Opinion
No. 01 C 5867
December 21, 2001
ORDER
Plaintiff Follett Corporation ("Follett") brings this action for payment of a promissory note and interest thereon against Defendants Distribuidora de Libros, Inc. ("DdL") and its president, Carlos Alfonso Hernández ("Hernández"). Hernández now moves to dismiss Follett's claim against him. At the heart of this controversy is the issue of whether individual Defendant Hernández may be held liable for the corporate debts of DdL. Plaintiff contends Hernández is personally liable on the note because DdL had failed to file its annual corporate report. Under Illinois law, Plaintiff asserts, a corporate officer may be held personally liable for debts he undertakes in the name of a corporation he knows not to be a corporation in good standing. Defendant cites Puerto Rican corporate law to the contrary. The court need not resolve the underlying choice-of-law analysis, because it concludes that Plaintiff has failed to state a cognizable claim under either Illinois or Puerto Rico law.
The parties disagree over how to resolve the prospective tension between the promissory note's Conflict of Laws clause, which provides that the "Note shall be governed by the laws of the State of Illinois," (Ex. A) and the "internal affairs doctrine," under which matters of corporate governance are controlled by the laws of the state of incorporation, in this case Puerto Rico. See, e.g., Bagdon v. Bridgestone/Firestone, Inc., 916 F.2d 379, 382-83 (7th Cir. 1990).
A. Illinois Law
Plaintiff argues that a corporate officer who knew or should have known that his corporation "was not a corporation in good standing" at the time he signed a negotiable instrument is personally liable for the note. (Plaintiffs Resp. to Defendant's Mot. to Dismiss at 3-4.) All the cases cited in support of this proposition as well as the statute underlying it, however, impose personal liability only when the corporation in question has been dissolved by the Secretary of State. See, e.g., 805 ILCS 5/8.65(a)(3) ("The directors of a corporation that carries on its business after the filing by the Secretary of State of articles of dissolution . . . shall be jointly and severally liable to the creditors of such corporation for all debts and liabilities of the corporation incurred in so carrying on its business"); Cardem, Inc. v. Marketron Int'l, Ltd., 322 Ill. App.3d 131, 136, 749 N.E.2d 477, 481-82 (2nd Dist. 2001); Chicago Title Trust Co. v. Brooklyn Bagel Boys, Inc., 222 Ill.
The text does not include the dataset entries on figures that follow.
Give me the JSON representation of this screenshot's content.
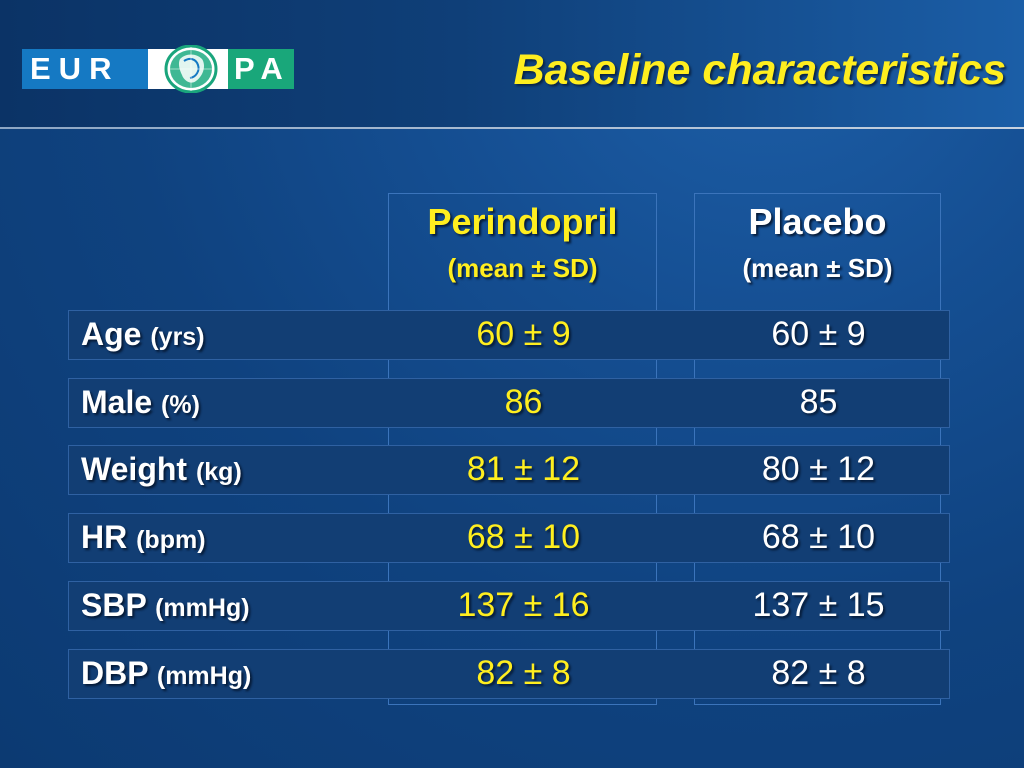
{
  "logo": {
    "left_text": "EUR",
    "right_text": "PA",
    "colors": {
      "blue": "#1579c3",
      "green": "#19a77a"
    }
  },
  "title": "Baseline characteristics",
  "columns": [
    {
      "name": "Perindopril",
      "sub": "(mean ± SD)",
      "color": "#ffee1f"
    },
    {
      "name": "Placebo",
      "sub": "(mean ± SD)",
      "color": "#ffffff"
    }
  ],
  "rows": [
    {
      "label": "Age",
      "unit": "(yrs)",
      "perindopril": "60 ± 9",
      "placebo": "60 ± 9"
    },
    {
      "label": "Male",
      "unit": "(%)",
      "perindopril": "86",
      "placebo": "85"
    },
    {
      "label": "Weight",
      "unit": "(kg)",
      "perindopril": "81 ± 12",
      "placebo": "80 ± 12"
    },
    {
      "label": "HR",
      "unit": "(bpm)",
      "perindopril": "68 ± 10",
      "placebo": "68 ± 10"
    },
    {
      "label": "SBP",
      "unit": "(mmHg)",
      "perindopril": "137 ± 16",
      "placebo": "137 ± 15"
    },
    {
      "label": "DBP",
      "unit": "(mmHg)",
      "perindopril": "82 ± 8",
      "placebo": "82 ± 8"
    }
  ]
}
App.3d 413, 419-20, 584 N.E.2d 142, 146 (1st Dist. 1991); Steve's Equipment Serv., Inc. v. Riebrandt, 121 Ill. App.3d 66, 70, 459 N.E.2d 21, 24 (2nd Dist. 1984). Thus, the court concludes that individual liability only exists after a formal dissolution. Significantly, Plaintiff does not allege that the Puerto Rico Secretary of State ever filed articles of dissolution for DdL, much less did so prior to the signing of the Note.
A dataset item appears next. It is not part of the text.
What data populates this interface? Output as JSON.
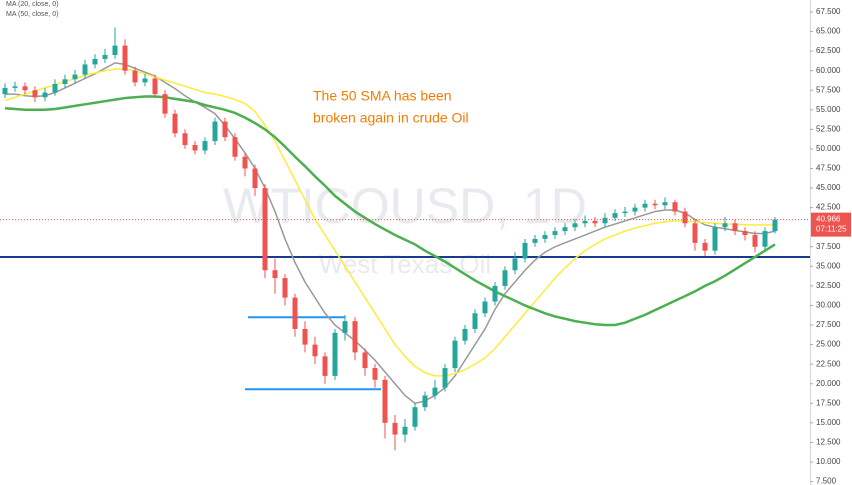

This omission is unsurprising, because on the facts as alleged by Plaintiff, DdL had done nothing to warrant dissolution at the time the Note was signed. Plaintiff points to the Puerto Rican statutes requiring corporations to file annual reports and authorizing the Secretary of State to revoke the certificate of incorporation for any corporation that fails to file such reports for two consecutive years. 14 P.R. LAWS ANN. §§ 3271(a), 3272. Yet, as Plaintiff candidly acknowledges, DdL's second annual report was not due until April 15, 2000, more than a week after the execution of the Note at issue in this case. In light of the statutory requirement that the Secretary of State notify a corporation at least 60 days before revoking its corporate status, Id. § 3272, DdL could not possibly have been dissolved until mid-June 2000, months after the ink dried on the Note. Accordingly, the court concludes that Plaintiff has failed to state a claim against Mr. Hernández under Illinois law.
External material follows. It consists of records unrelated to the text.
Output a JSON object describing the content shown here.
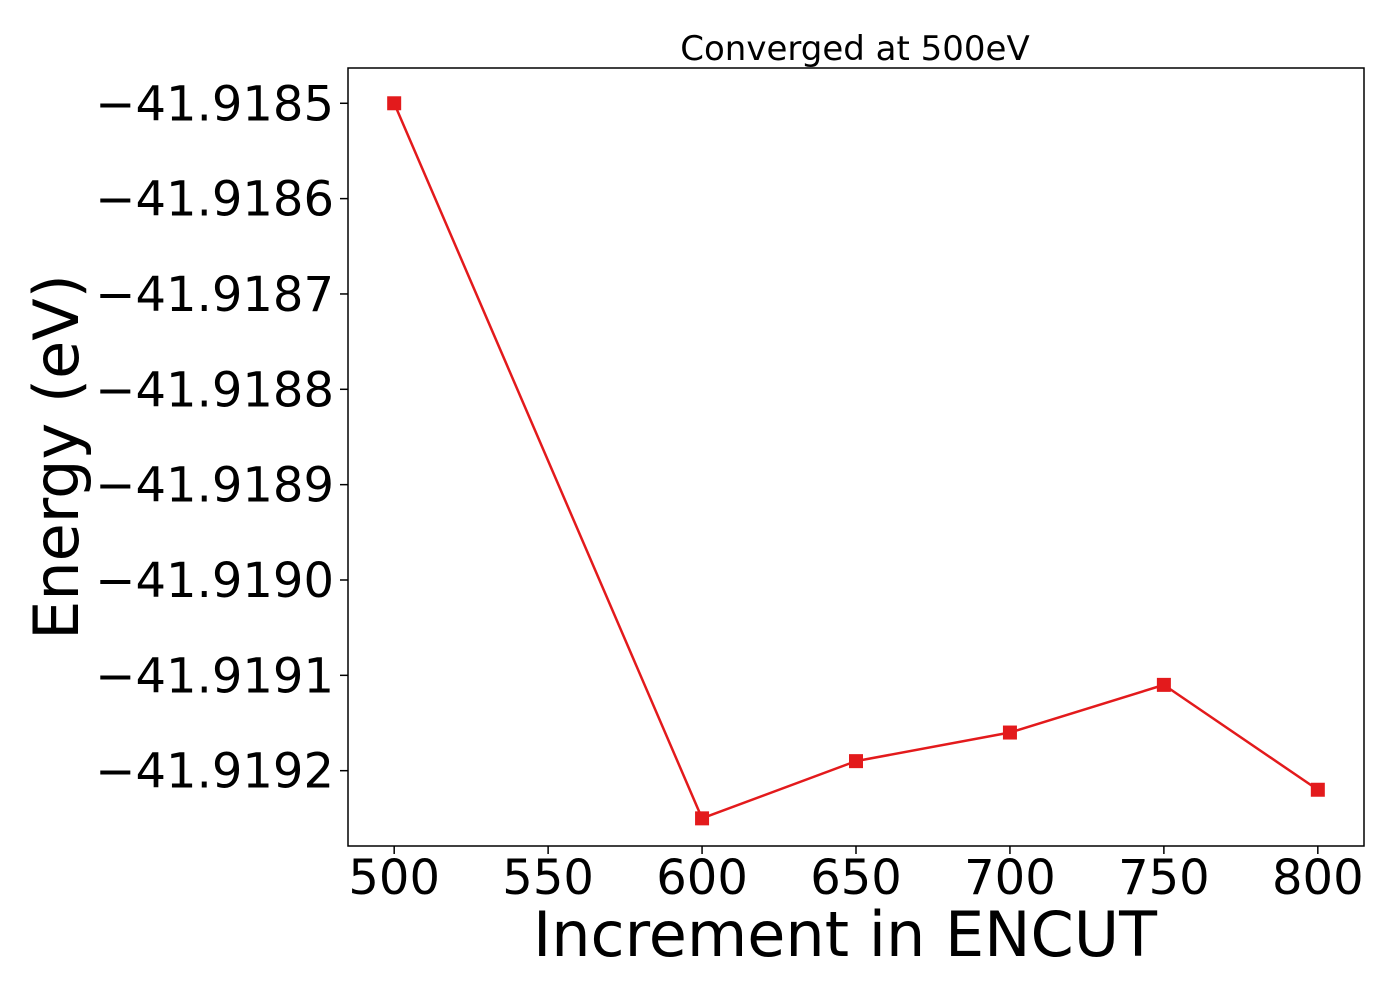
{
  "chart_data": {
    "type": "line",
    "title": "Converged at 500eV",
    "xlabel": "Increment in ENCUT",
    "ylabel": "Energy (eV)",
    "x": [
      500,
      600,
      650,
      700,
      750,
      800
    ],
    "series": [
      {
        "values": [
          -41.9185,
          -41.91925,
          -41.91919,
          -41.91916,
          -41.91911,
          -41.91922
        ],
        "color": "#e31a1c",
        "marker": "square"
      }
    ],
    "xticks": [
      500,
      550,
      600,
      650,
      700,
      750,
      800
    ],
    "xtick_labels": [
      "500",
      "550",
      "600",
      "650",
      "700",
      "750",
      "800"
    ],
    "yticks": [
      -41.9185,
      -41.9186,
      -41.9187,
      -41.9188,
      -41.9189,
      -41.919,
      -41.9191,
      -41.9192
    ],
    "ytick_labels": [
      "−41.9185",
      "−41.9186",
      "−41.9187",
      "−41.9188",
      "−41.9189",
      "−41.9190",
      "−41.9191",
      "−41.9192"
    ],
    "xlim": [
      485,
      815
    ],
    "ylim": [
      -41.919279,
      -41.918463
    ],
    "grid": false,
    "legend": "none"
  }
}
The court notes further that after the parties had briefed this issue, Mr. Hernández submitted a copy of what appears to be DdL's 1999 Corporate Annual Report. While the court may not consider such a submission in opposition to a motion to dismiss, the document if considered would further undermine Plaintiffs theory of individual liability.
B. Puerto Rico Law
Plaintiff asserts in the alternative that Hernández is also subject to liability under Puerto Rico law. Yet, somewhat confusingly, Plaintiff also specifically disavows a "veil-piercing theory" both in open court and in its pleadings. Without allegations of misconduct by Mr. Hernández or references to Puerto Rico laws that were allegedly violated by his conduct, the court is forced to conclude that the complaint does not survive even the liberal federal notice pleading standard.
CONCLUSION
For the reasons explained above, Defendant Hernández's motion to dismiss the complaint against him (Doc. No. 11-1) is granted.